FREE PALESTINE
24 avril 2008

Qui a perdu ? Le peuple d’Israël.

Qui a perdu ? Le peuple d’Israël.

Meron Benvenisti

Haaretz, 15 avril 2008

www.haaretz.co.il/hasite/spages/975056.html

Version anglaise : Who lost ? The people of

Israel

- www.haaretz.com/hasen/spages/974891.html

Le débat sur la question de savoir qui a gagné, de la Paix Maintenant ou du Goush Emounim, se déroule comme s’il s’agissait d’un match de la ligue, avec une majorité d’accord pour estimer qu’à ce stade, c’est partie nulle : 1-1. La Paix Maintenant a gagné et a réussi à imposer un ordre du jour qui est un « quasi consensus » – en faveur du partage de cette terre en deux Etats nations. Le Goush Emounim a gagné la bataille pour l’établissement des colonies qui ontinstauré une réalité rendant plus difficile, sinon impossible, la création d’un Etat palestinien viable.

La polémique se focalise sur la signification de ce match nul pour l’avenir, l’hypothèse étant que les « colonies » et les « deux Etats nations » sont bien les questions cruciales qui façonneront l’avenir d’Israël, et que la confrontation idéologique entre ces deux conceptions opposées reste pertinente bien qu’il se soit écoulé plus que le temps d’une génération depuis que cette confrontation a pris forme à la fin des années 70. Les deux camps trouvent intérêt à aiguiser les sujets de discorde afin de souligner l’importance de leur action, mais on peut apercevoir comment derrière cette rhétorique se cache un dénominateur commun qui fait de ce tourbillon idéologique un débat interne, limité, juif-sioniste.

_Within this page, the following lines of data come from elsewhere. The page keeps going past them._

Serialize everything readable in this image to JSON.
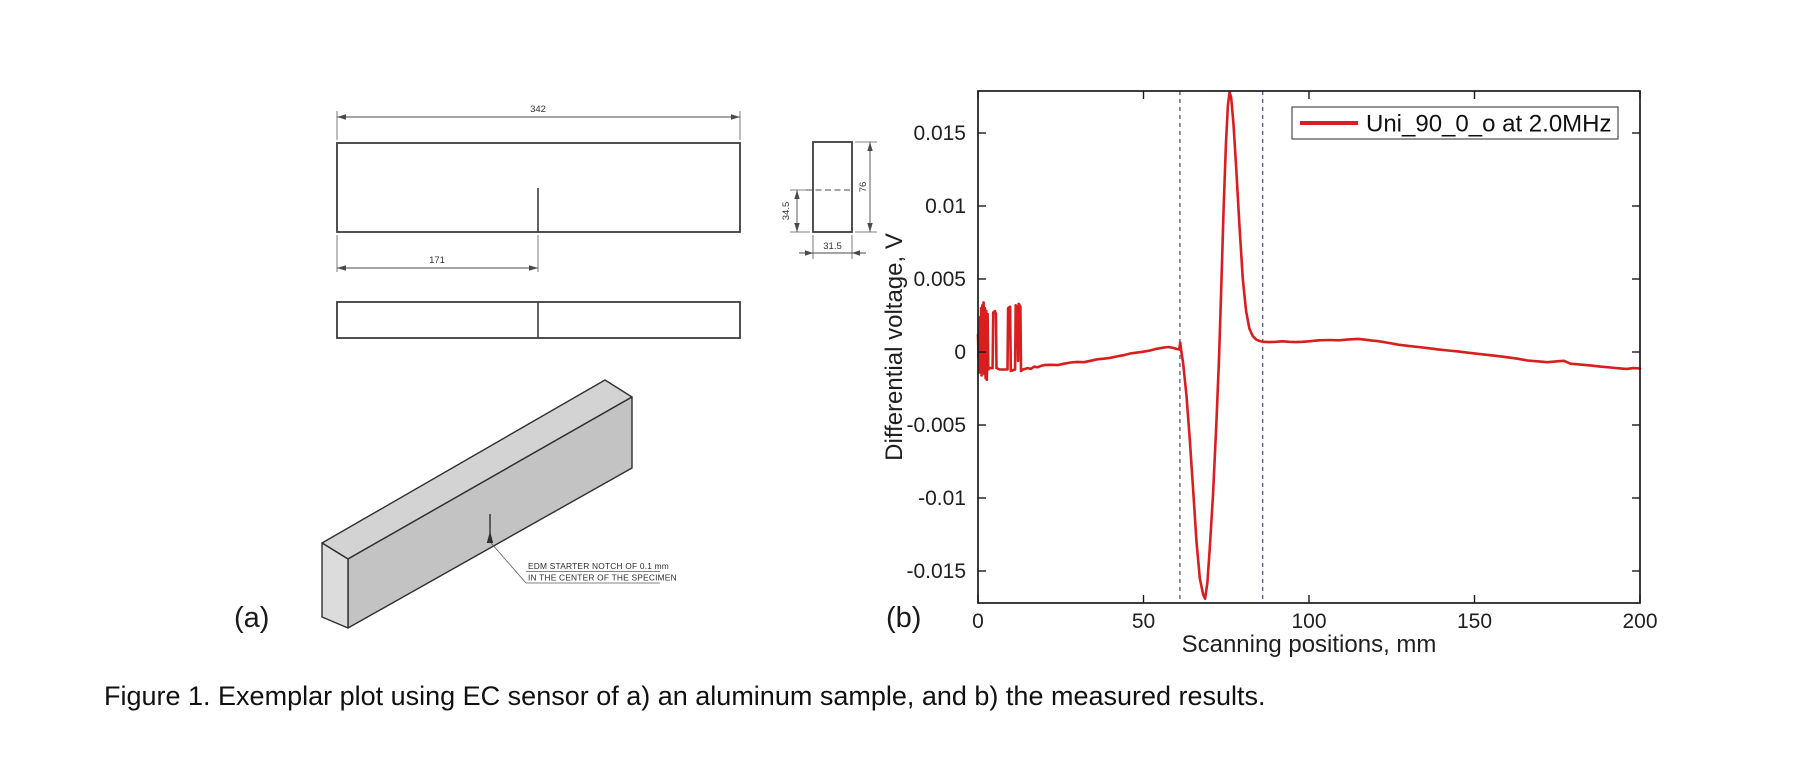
{
  "figure": {
    "panel_a_label": "(a)",
    "panel_b_label": "(b)",
    "caption": "Figure 1. Exemplar plot using EC sensor of a) an aluminum sample, and b) the measured results."
  },
  "drawing": {
    "dim_length": "342",
    "dim_notch_position": "171",
    "dim_notch_depth": "34.5",
    "dim_side_height": "76",
    "dim_side_width": "31.5",
    "note_line1": "EDM STARTER NOTCH OF 0.1 mm",
    "note_line2": "IN THE CENTER OF THE SPECIMEN"
  },
  "chart_data": {
    "type": "line",
    "title": "",
    "xlabel": "Scanning positions, mm",
    "ylabel": "Differential voltage, V",
    "xlim": [
      0,
      200
    ],
    "ylim": [
      -0.0173,
      0.0179
    ],
    "x_tick_labels": [
      "0",
      "50",
      "100",
      "150",
      "200"
    ],
    "y_tick_labels": [
      "-0.015",
      "-0.01",
      "-0.005",
      "0",
      "0.005",
      "0.01",
      "0.015"
    ],
    "grid": false,
    "box": true,
    "tick_direction": "in",
    "legend": {
      "position": "top-right",
      "entries": [
        {
          "label": "Uni_90_0_o at 2.0MHz",
          "color": "#d81e1e"
        }
      ]
    },
    "marker_lines": {
      "x_values": [
        61,
        86
      ],
      "style": "dashed",
      "color": "#5d5d93"
    },
    "series": [
      {
        "name": "Uni_90_0_o at 2.0MHz",
        "color": "#d81e1e",
        "points": [
          [
            0,
            0.0012
          ],
          [
            0.15,
            -0.0004
          ],
          [
            0.3,
            0.0015
          ],
          [
            0.45,
            -0.0014
          ],
          [
            0.6,
            0.0024
          ],
          [
            0.8,
            -0.001
          ],
          [
            0.95,
            0.003
          ],
          [
            1.1,
            -0.0016
          ],
          [
            1.3,
            0.0032
          ],
          [
            1.5,
            -0.001
          ],
          [
            1.7,
            0.0034
          ],
          [
            1.9,
            -0.0015
          ],
          [
            2.1,
            0.003
          ],
          [
            2.3,
            -0.0018
          ],
          [
            2.5,
            0.0028
          ],
          [
            2.7,
            -0.0019
          ],
          [
            2.9,
            0.0026
          ],
          [
            3.1,
            -0.0012
          ],
          [
            3.5,
            -0.0011
          ],
          [
            4.4,
            -0.0011
          ],
          [
            4.6,
            0.0027
          ],
          [
            5.1,
            0.0028
          ],
          [
            5.4,
            0.0026
          ],
          [
            5.6,
            -0.0011
          ],
          [
            6.5,
            -0.0012
          ],
          [
            8.9,
            -0.0012
          ],
          [
            9.1,
            0.003
          ],
          [
            9.7,
            0.0031
          ],
          [
            9.9,
            -0.0013
          ],
          [
            11.2,
            -0.0012
          ],
          [
            11.4,
            0.0032
          ],
          [
            11.9,
            0.003
          ],
          [
            12.1,
            -0.0006
          ],
          [
            12.3,
            0.0033
          ],
          [
            12.8,
            0.0031
          ],
          [
            13,
            -0.0013
          ],
          [
            13.6,
            -0.0012
          ],
          [
            15,
            -0.0011
          ],
          [
            16,
            -0.00115
          ],
          [
            17,
            -0.001
          ],
          [
            18,
            -0.00105
          ],
          [
            19,
            -0.00095
          ],
          [
            20,
            -0.0009
          ],
          [
            22,
            -0.00088
          ],
          [
            24,
            -0.0009
          ],
          [
            26,
            -0.0008
          ],
          [
            28,
            -0.00072
          ],
          [
            30,
            -0.00068
          ],
          [
            32,
            -0.0007
          ],
          [
            34,
            -0.0006
          ],
          [
            36,
            -0.0005
          ],
          [
            38,
            -0.00046
          ],
          [
            40,
            -0.0004
          ],
          [
            42,
            -0.0003
          ],
          [
            44,
            -0.00022
          ],
          [
            46,
            -0.0001
          ],
          [
            48,
            -4e-05
          ],
          [
            50,
            2e-05
          ],
          [
            52,
            0.0001
          ],
          [
            54,
            0.00022
          ],
          [
            56,
            0.0003
          ],
          [
            57.5,
            0.00034
          ],
          [
            59,
            0.00028
          ],
          [
            60.2,
            0.0002
          ],
          [
            60.8,
            0.00018
          ],
          [
            61.1,
            0.00065
          ],
          [
            61.4,
            0.0001
          ],
          [
            62,
            -0.0008
          ],
          [
            63,
            -0.003
          ],
          [
            64,
            -0.006
          ],
          [
            65,
            -0.0095
          ],
          [
            66,
            -0.013
          ],
          [
            67,
            -0.0155
          ],
          [
            68,
            -0.0166
          ],
          [
            68.6,
            -0.0169
          ],
          [
            69.3,
            -0.0158
          ],
          [
            70,
            -0.0135
          ],
          [
            71,
            -0.0098
          ],
          [
            72,
            -0.005
          ],
          [
            72.8,
            -0.0005
          ],
          [
            73.5,
            0.0045
          ],
          [
            74.2,
            0.0098
          ],
          [
            74.9,
            0.0142
          ],
          [
            75.5,
            0.0169
          ],
          [
            76,
            0.0178
          ],
          [
            76.5,
            0.0174
          ],
          [
            77.2,
            0.0156
          ],
          [
            78,
            0.0126
          ],
          [
            79,
            0.0086
          ],
          [
            80,
            0.005
          ],
          [
            81,
            0.0028
          ],
          [
            82,
            0.0016
          ],
          [
            83,
            0.0011
          ],
          [
            84,
            0.00086
          ],
          [
            85,
            0.00076
          ],
          [
            86,
            0.0007
          ],
          [
            88,
            0.00068
          ],
          [
            90,
            0.0007
          ],
          [
            92,
            0.00073
          ],
          [
            94,
            0.0007
          ],
          [
            96,
            0.00068
          ],
          [
            98,
            0.0007
          ],
          [
            100,
            0.00073
          ],
          [
            103,
            0.0008
          ],
          [
            106,
            0.00082
          ],
          [
            109,
            0.0008
          ],
          [
            112,
            0.00086
          ],
          [
            115,
            0.0009
          ],
          [
            117,
            0.00084
          ],
          [
            119,
            0.00078
          ],
          [
            121,
            0.00074
          ],
          [
            124,
            0.00062
          ],
          [
            127,
            0.0005
          ],
          [
            130,
            0.00042
          ],
          [
            133,
            0.00034
          ],
          [
            136,
            0.00026
          ],
          [
            139,
            0.00018
          ],
          [
            142,
            0.0001
          ],
          [
            145,
            4e-05
          ],
          [
            148,
            -5e-05
          ],
          [
            151,
            -0.00012
          ],
          [
            154,
            -0.0002
          ],
          [
            157,
            -0.00028
          ],
          [
            160,
            -0.00036
          ],
          [
            163,
            -0.00046
          ],
          [
            166,
            -0.00058
          ],
          [
            169,
            -0.00064
          ],
          [
            172,
            -0.0007
          ],
          [
            175,
            -0.00064
          ],
          [
            177,
            -0.0006
          ],
          [
            179,
            -0.0008
          ],
          [
            182,
            -0.00086
          ],
          [
            185,
            -0.00092
          ],
          [
            188,
            -0.001
          ],
          [
            191,
            -0.00106
          ],
          [
            194,
            -0.00112
          ],
          [
            196,
            -0.00116
          ],
          [
            198,
            -0.0011
          ],
          [
            200,
            -0.00113
          ]
        ]
      }
    ]
  }
}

Les deux côtés sont d’accord sur la sacralité du mythe du « yishouv » et élèvent la maison, l’avant-poste, l’arbre planté, au niveau d’une valeur suprême. Si ce n’est qu’un camp aspire à appliquer la sainteté du yishouv sioniste à tous les yishouvim et avant-postes en Terre d’Israël, tandis que l’autre camp entend ne faire porter cette signification éthique et politique que sur les yishouvim qu’il a créés ou qui s’accordent à sa vision géostratégique. Sachant qu’il n’y a pas désaccord sur la symbolique du « yishouv » sioniste, mais uniquement sur l’usage opposé qui en est fait – symbolique de la construction contre symbolique de la destruction – la Paix Maintenant a forgé une idéologie nouvelle, celle de la « légalité » du yishouv, et la Paix Maintenant a ainsi mobilisé les juges de la Cour suprême pour venir étoffer ses rangs sur le déclin.

Le besoin éprouvé par les deux camps de jurer fidélité au sionisme aboutit à les rendre incapables de percevoir comment cet éthos est devenu un anachronisme dans la mesure où toute l’ « installation/colonisation » s’est transformée en un projet immobilier commercialisé qui mobilise une rhétorique sioniste en vue de réaliser du profit, ce que démontre l’avidité des personnes évacuées du Goush Katif. Du fait que les deux mouvements ont fait leur réputation dans le contexte des « colonies », ils n’ont pas intérêt à reconnaître que l’importance de la construction de points de peuplement dans les Territoires afin d’établir des faits politiques a depuis longtemps disparu et que le nombre de colonies et le nombre de leurs habitants sont maintenant une question sans intérêt parce que les instruments israéliens de contrôle se sont sophistiqués à un point tel que, pour l’essentiel de la Cisjordanie, il n’y a aucune différence entre le territoire souverain d’Israël et le territoire occupé.

Il est bien évidemment confortable de poursuivre la lutte traditionnelle car rien n’est plus simple que de déclamer des slogans routiniers. Et en matière de vieux slogans routiniers, il n’en est pas de plus trompeur que celui du « partage de la terre en deux Etats nations » qui prétend offrir une solution équitable aux aspirations nationales des Israéliens et des Palestiniens.

Telle était effectivement l’ambition à la fin des années 70 du siècle dernier, quand il était encore possible de partager cette terre d’une manière permettant l’existence de deux Etats viables. Mais aujourd’hui – où ne restent, entre clôtures de séparation et barrages, que des territoires coupés les uns des autres, privés d’accès au monde extérieur, sans possibilités de développer une infrastructure matérielle, et totalement dépendants des dons étrangers – dans ces conditions-là, le slogan d’un Etat nation palestinien n’est pas seulement une insulte faite au pauvre, c’est une tartufferie. Tant « les colonies » que « le consensus portant sur deux Etats nations » continuent d’alimenter le débat public mais leur pertinence a tourné à la nostalgie et à l’anachronisme. La discussion entre la Paix Maintenant et le Goush Emounim s’est conclue par un score nul, mais le perdant ne fait pas de doute : le peuple d’Israël.